OK, I've got the £3k in the ISA (Marks & Sparks).
The bulk of my 'fortune' is stored in ING @ 4.5%
I need the intermediate 'Regular' bit in place, I go for Halifax @ 6.05% (let's be greedy).
The trick is moving the funds from ING to 'Halibut' simply and at the right time to maximise the profit, my understanding is a second Halifax is required, yes?
Hence, ING - Halifax - Regular.
Now there is a transfer delay ING to Halifax, say three days, where is my money in that period, I assume I'm getting interest from someone. I suspect ING pay until received by Halifax, again the transfer from Halifax to Regular should be dynamic with no delay.
But before you start the process, you must throw a double six.
Halifax require the 'Regular Saver' a/c to be opened alongside a 'Web Saver' or other suitable Halifax a/c (to receive the £'s one year hence). So, for the reasons you state, I'm experimenting by making my April deposit to Halifax 'Regular Saver' via Standing Order from Halifax 'Web Saver' a/c.
Any MSE already doing this for Halifax's other regular, monthly a/c? If so, is a SO necessary, or could we instead just do a manual online "internal transfer" any day in each month?

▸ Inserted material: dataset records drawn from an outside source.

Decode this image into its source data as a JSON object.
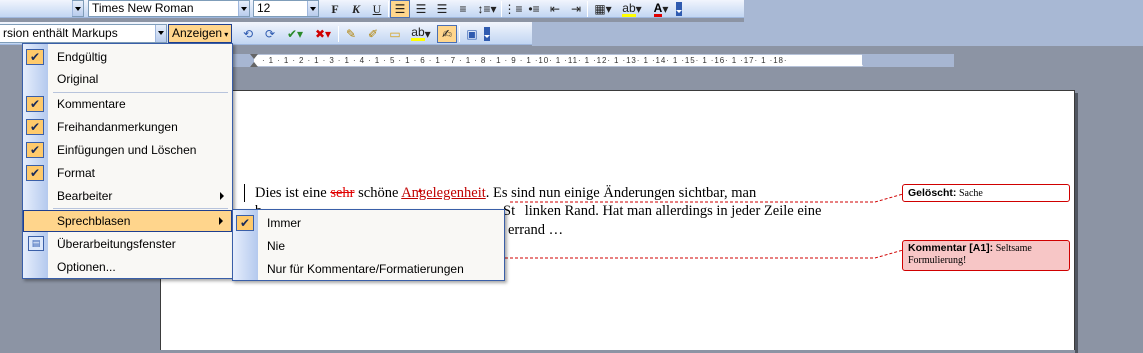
{
  "toolbar": {
    "font_name": "Times New Roman",
    "font_size": "12",
    "bold_label": "F",
    "italic_label": "K",
    "underline_label": "U",
    "markup_view": "rsion enthält Markups",
    "show_button": "Anzeigen"
  },
  "ruler": {
    "ticks": "· 1 · 1 · 2 · 1 · 3 · 1 · 4 · 1 · 5 · 1 · 6 · 1 · 7 · 1 · 8 · 1 · 9 · 1 ·10· 1 ·11· 1 ·12· 1 ·13· 1 ·14· 1 ·15· 1 ·16· 1 ·17· 1 ·18·"
  },
  "document": {
    "line1_a": "Dies ist eine ",
    "line1_deleted": "sehr",
    "line1_b": " schöne ",
    "line1_inserted": "Angelegenheit",
    "line1_c": ". Es sind nun einige Änderungen sichtbar, man",
    "line2_a": "b",
    "line2_b": "St",
    "line2_c": "linken Rand. Hat man allerdings in jeder Zeile eine",
    "line3": "errand …"
  },
  "balloons": {
    "deleted_label": "Gelöscht:",
    "deleted_text": "Sache",
    "comment_label": "Kommentar [A1]:",
    "comment_text_1": "Seltsame",
    "comment_text_2": "Formulierung!"
  },
  "menu_show": {
    "items": [
      {
        "label": "Endgültig",
        "checked": true
      },
      {
        "label": "Original",
        "checked": false
      },
      {
        "label": "Kommentare",
        "checked": true
      },
      {
        "label": "Freihandanmerkungen",
        "checked": true
      },
      {
        "label": "Einfügungen und Löschen",
        "checked": true
      },
      {
        "label": "Format",
        "checked": true
      },
      {
        "label": "Bearbeiter",
        "checked": false
      },
      {
        "label": "Sprechblasen",
        "checked": false
      },
      {
        "label": "Überarbeitungsfenster",
        "checked": false
      },
      {
        "label": "Optionen...",
        "checked": false
      }
    ]
  },
  "menu_balloons": {
    "items": [
      {
        "label": "Immer",
        "checked": true
      },
      {
        "label": "Nie",
        "checked": false
      },
      {
        "label": "Nur für Kommentare/Formatierungen",
        "checked": false
      }
    ]
  },
  "colors": {
    "revision_red": "#d00000",
    "menu_highlight": "#ffd58c",
    "office_blue": "#3a5fa8"
  }
}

I'm told my 'Regular Saver' will be credited same-day, instead of nil interest for 2 banking days, as happens when a SO leaves a non-Halifax a/c (eg on a Thursday) before reaching the Halifax 'RS' a/c (eg on a Monday) - 4 days with nil interest, bah, humbug!
any delay in the posting of money into an account sent from another bank/bs is in the hands of the sending bank....... and not the receiving.
I regularly transfer money from one account (bank) to savings, the only one that doesnt penalise me in any way is the bank to savings transfer where both accounts are with the same bank (ie A&L)
this is how most uk banks/bs use our money in this way for their own intentions......! !>
If you are going to use a regular saver account it is much more beneficial if you can leave the money after it has built up - unlike the HFX which forces your money out after 1 year. Look at Martin's recs for accounts, the rates are around 5% rather than 6 but after more than a year it makes sense.